Strong commission needed to implement competition law

The Daily Star, Bangladesh, July 03, 2012

Implementation of the competition law is only possible under an independent and powerful commission,speakers said at a seminar yesterday.

The government will need a strong political will to properly select the members of the commission and allow them to work independently, they said.

The Competition Law 2012 that got passage in parliament last month is aimed at ensuring a healthy competition in business practices by breaking cartels and syndicates that often manipulate markets.

Bangladesh has a number of commissions but those became inactive or could not create trust, they added.

They were speaking at an international conference on “moving the competition law agenda forward in Bangladesh: possible implementation concerns” at Ruposhi Bangla Hotel in the city.

The law also aims to help promote economic development of the country by creating a better environment for the private sector in terms of efficiency in production and pricing decisions and benefit both consumers and producers.

The government will form Bangladesh Competition Commission to ensure a competitive environment in the market, according to the law.

Leading businessman Syed Manzur Elahi said confidence of the stakeholders grows only when right people are seen in the right place.

In a panel discussion, he said businesspeople are aware of the tax ombudsman but they do not go there due to a lack of confidence in that office.

Commerce Minister Ghulam Muhammed Quader inaugurated the seminar jointly organised by development agencies Unnayan Shamannay and CUTS International with the support of IFC-BICF, an institution of the World Bank Group.

The minister said most of the aspects regarding competition have been covered by the law. “It’s pro-people and pro-business,” he said, adding that the law is not too complicated to be understood.

Awareness of the people is required to implement the law, he added.

The law has provision for imposing a bar on any individual from signing any agreement with a producer of any commodity or service that may have a negative impact or create a monopoly or oligopoly.

Upon investigation, the commission can order the individual to refrain from signing such an agreement or misusing any power. It may also impose a fine on individuals if found guilty.

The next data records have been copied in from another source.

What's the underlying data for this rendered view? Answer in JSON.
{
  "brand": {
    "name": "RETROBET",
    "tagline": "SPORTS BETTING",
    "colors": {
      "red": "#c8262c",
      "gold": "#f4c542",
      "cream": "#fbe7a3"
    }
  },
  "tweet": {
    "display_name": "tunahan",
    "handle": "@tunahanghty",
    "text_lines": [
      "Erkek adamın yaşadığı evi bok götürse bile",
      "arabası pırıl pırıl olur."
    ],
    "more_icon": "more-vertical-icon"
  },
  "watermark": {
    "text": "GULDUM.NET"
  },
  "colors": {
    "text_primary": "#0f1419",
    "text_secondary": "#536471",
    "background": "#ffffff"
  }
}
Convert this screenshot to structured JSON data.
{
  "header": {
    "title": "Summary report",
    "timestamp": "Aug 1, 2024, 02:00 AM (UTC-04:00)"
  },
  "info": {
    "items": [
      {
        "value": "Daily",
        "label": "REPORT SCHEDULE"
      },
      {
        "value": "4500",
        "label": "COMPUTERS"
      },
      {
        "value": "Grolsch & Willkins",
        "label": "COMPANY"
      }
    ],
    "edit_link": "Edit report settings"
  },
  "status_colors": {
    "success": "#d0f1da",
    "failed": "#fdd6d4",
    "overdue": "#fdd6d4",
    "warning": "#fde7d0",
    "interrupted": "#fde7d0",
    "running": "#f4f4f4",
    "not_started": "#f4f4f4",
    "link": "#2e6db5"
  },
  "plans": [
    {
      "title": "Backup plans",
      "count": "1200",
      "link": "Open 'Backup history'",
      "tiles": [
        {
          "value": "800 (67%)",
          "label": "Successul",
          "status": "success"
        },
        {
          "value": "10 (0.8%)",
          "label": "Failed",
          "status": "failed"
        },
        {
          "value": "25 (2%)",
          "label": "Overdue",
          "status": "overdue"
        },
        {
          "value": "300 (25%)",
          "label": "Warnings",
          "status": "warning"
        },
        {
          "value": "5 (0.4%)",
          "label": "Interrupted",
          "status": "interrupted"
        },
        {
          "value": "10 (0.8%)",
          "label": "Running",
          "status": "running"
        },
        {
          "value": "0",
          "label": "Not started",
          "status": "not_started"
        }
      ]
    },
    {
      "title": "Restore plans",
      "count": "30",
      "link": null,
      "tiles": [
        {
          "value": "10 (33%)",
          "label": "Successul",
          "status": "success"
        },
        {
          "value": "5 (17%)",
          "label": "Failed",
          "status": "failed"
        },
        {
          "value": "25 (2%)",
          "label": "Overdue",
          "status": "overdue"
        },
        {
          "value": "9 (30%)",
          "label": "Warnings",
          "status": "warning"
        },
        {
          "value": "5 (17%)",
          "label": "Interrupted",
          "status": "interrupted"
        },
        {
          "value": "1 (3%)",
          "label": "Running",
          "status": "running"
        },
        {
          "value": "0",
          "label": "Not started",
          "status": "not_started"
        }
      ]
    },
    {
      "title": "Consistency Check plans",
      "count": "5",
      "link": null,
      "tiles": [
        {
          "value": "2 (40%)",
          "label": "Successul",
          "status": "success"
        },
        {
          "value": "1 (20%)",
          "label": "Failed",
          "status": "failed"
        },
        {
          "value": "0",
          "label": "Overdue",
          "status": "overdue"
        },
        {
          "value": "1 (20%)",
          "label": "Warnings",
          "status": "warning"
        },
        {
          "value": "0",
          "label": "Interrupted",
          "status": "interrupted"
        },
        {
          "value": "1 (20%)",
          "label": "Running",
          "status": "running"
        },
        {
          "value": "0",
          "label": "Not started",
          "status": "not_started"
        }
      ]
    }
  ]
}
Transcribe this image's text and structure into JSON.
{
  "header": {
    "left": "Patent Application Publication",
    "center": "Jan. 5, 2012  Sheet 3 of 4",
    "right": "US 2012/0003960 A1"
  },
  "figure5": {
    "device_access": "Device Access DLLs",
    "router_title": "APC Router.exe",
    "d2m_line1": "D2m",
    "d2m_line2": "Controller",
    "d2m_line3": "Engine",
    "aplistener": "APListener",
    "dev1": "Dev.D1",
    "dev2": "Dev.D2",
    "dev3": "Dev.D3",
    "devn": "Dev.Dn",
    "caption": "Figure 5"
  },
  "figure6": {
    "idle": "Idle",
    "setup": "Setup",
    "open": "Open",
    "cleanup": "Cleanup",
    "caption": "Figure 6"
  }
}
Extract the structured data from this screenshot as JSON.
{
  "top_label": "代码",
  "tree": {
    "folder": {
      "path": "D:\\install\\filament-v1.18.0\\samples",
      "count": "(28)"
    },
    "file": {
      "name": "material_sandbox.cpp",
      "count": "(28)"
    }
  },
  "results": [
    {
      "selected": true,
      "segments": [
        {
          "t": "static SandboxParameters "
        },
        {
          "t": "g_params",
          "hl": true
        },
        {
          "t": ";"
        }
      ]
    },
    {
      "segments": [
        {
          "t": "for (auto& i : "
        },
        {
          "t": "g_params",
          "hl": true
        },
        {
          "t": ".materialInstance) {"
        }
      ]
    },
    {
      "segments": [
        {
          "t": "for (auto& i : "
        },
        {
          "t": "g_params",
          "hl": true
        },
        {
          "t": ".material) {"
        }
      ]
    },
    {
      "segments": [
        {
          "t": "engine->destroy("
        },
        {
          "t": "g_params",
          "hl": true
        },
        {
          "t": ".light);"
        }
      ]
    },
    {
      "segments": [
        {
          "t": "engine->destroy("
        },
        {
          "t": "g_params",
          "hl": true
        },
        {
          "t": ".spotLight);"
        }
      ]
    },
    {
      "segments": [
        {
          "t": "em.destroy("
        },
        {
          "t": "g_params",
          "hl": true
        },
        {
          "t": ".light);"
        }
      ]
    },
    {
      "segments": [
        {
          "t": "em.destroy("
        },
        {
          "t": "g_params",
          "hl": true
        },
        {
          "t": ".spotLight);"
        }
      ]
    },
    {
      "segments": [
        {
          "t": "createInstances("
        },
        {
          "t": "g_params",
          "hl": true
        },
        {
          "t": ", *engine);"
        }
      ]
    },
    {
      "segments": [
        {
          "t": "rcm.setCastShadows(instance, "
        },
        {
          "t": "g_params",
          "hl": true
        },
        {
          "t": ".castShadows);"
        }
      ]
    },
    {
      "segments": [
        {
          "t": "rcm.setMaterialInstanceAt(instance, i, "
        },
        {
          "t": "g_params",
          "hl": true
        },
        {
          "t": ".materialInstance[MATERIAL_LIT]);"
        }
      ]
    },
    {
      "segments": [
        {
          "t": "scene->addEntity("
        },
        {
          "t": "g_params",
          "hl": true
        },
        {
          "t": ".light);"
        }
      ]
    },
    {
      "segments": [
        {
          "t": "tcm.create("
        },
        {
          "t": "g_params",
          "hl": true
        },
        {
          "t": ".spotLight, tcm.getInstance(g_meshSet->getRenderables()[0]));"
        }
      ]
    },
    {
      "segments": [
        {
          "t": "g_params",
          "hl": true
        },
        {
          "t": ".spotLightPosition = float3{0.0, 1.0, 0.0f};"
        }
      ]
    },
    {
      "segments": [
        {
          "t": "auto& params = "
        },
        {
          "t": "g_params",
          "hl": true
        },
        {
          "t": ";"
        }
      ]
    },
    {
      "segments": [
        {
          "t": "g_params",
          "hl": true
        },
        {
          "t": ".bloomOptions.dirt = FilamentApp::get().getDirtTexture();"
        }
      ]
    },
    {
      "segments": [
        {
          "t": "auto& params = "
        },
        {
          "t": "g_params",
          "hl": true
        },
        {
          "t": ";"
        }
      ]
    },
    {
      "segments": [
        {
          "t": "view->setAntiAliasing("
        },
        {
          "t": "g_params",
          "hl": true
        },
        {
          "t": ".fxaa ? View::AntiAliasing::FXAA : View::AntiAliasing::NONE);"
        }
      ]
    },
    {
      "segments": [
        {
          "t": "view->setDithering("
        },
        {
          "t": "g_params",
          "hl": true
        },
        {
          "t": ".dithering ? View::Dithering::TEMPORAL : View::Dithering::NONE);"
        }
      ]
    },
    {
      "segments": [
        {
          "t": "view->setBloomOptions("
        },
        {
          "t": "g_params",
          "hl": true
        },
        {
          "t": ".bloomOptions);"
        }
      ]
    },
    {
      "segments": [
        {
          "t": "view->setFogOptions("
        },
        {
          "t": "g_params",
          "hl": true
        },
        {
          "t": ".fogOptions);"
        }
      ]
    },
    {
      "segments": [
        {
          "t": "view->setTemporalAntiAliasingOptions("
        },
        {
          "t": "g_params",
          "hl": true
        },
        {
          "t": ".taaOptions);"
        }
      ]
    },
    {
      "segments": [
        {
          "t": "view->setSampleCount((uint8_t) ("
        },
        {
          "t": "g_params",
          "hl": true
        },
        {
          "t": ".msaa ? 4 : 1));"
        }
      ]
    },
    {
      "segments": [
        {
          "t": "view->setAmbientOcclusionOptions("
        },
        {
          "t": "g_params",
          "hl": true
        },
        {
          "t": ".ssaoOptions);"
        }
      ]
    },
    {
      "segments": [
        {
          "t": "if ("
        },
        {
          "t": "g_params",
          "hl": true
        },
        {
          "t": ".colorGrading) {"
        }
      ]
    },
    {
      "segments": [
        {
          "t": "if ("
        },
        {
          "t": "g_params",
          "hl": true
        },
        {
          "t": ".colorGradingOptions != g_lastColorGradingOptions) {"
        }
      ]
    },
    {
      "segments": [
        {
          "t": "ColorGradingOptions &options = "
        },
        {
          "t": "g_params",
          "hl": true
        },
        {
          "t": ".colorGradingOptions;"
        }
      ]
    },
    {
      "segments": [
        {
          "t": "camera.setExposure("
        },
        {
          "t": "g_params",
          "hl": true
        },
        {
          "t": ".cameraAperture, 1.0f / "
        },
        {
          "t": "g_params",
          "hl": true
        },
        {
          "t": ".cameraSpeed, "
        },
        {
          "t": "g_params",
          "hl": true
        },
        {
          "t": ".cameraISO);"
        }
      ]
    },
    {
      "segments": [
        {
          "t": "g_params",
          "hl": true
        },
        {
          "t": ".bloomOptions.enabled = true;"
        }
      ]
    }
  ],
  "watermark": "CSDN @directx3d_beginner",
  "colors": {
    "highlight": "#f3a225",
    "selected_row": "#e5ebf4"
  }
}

An individual may be punished with a jail term of a maximum of one year for violation of any order of the commission or a fine of Tk 1 lakh per day for the number of days it fails to comply with the order, according to the law.

About the complicacies in the implementation of the competition law, Pradeep S Mehta, secretary general of CUTS International, said there are always some ambiguities in countries for multiple regulatory authorities’ common interests.

Giving an example, he said the competition commission’s jobs may overlap with that of the power and energy regulatory commission or the telecom commission.

Bangladesh can learn about the implementation of the law from the neighboring countries such as India and Pakistan, said Mehta who was involved in drafting the Indian competition law.

Iftekhar Hossain, economic adviser to the UK’s Department for International Development (DFID), said responsibility of a welfare government lies with the establishment of a competitive environment for doing business.

The competition law is needed to improve productivity, innovation and new entrepreneurship, said Prof William Kovacic, former commissioner at Federal Trade Commission of the USA.

Steve Jobs became Apple’s chief executive though he started business from a garage, Kovacic said, adding that Jobs could succeed as the US market was competitive for new innovations.

Lawmaker Fazle Rabbi Miah and Trustee of Gonoshasthya Kendra Zafarullah Chowdhury also spoke.